The loss of a loved one can bring with it many emotions and questions.

Some of those questions will involve financial decisions that can be tough to address while grieving. Having a guide to help you through some of the questions you may have is critical to not forgetting some of the often overlooked necessities after losing a loved one.

  • How do I pay my bills?
  • Do I payoff my mortgage?
  • Should I invest the life insurance proceeds or keep in cash?

Having a comprehensive guide can remove some of the financial stress and uncertainty that can arise with the loss of a loved one. Having a plan allows you the opportunity to focus on grieving, growing, and healing.

Priority Actions Financial Checklist

In the First Week or Two:

  • Notify the Social Security Administration of the death and inquire about benefits eligibility
    • Info at
    • Phone: 1-800-772-1213
  • Gather important papers. This includes will and trust documents, employee benefits, tax returns, titles to property, listing of assets and liabilities, statements for brokerage accounts, 401(k)s, IRAs, pension, annuities, and life insurance.
  • If you have a trusted advisor, contact them for professional guidance on financial accounts and planning. If you don’t have a trusted financial partner, engaging one is a good idea.
  • Ensure payment of recurring bills
    • An example of a Cash flow and Budget sheet is following.
  • Ensure continuity of insurance still required for survivors
    • Health insurance
    • Property, casualty, and umbrella
    • Life insurance
    • Disability
    • Long-term care

Within the First Few Months:

Work on the estate settlement process

  • Review beneficiary named for all financial accounts and work on re-titling accounts
  • Work with your financial partner on decisions for pensions, retirement, annuities or other accounts requiring an election by the beneficiary.
  • Review need for estate tax return (not required if no estate tax is due).
  • For re-titling property where no beneficiary was named, determine if probate is necessary.
  • Determine if you need an attorney for probate or estate settlement. Professional help may be needed for more complex estates with different types of property, significant liabilities, or disputes among beneficiaries.

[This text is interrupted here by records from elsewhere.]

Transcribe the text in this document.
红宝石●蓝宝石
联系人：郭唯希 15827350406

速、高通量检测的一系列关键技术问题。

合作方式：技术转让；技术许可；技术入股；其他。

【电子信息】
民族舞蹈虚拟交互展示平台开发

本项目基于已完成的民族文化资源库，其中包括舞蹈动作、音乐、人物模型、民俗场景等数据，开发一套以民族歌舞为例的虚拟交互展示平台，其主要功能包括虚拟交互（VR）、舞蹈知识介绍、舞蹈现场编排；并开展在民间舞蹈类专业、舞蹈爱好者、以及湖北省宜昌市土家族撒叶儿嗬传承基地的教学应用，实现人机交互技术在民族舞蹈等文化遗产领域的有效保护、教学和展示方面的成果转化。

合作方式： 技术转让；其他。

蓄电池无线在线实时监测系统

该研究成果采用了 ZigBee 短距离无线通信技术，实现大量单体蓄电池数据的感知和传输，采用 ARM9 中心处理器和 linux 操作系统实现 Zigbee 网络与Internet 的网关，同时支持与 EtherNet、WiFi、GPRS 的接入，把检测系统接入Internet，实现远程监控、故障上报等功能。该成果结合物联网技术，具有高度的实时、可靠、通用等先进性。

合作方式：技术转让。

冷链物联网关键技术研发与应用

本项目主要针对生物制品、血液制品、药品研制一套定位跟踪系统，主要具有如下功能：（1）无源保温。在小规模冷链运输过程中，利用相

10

  • Work with your financial partner to create an updated financial plan with goals and resources based on the new circumstances.
  • Revisit cash flow and budget after you’ve had time to evaluate ongoing expenses and needs.
  • Review your estate plan and, if necessary, update beneficiaries on IRA’s, trusts, and TOD accounts. Update trustees, power of attorneys, and advance directives where needed.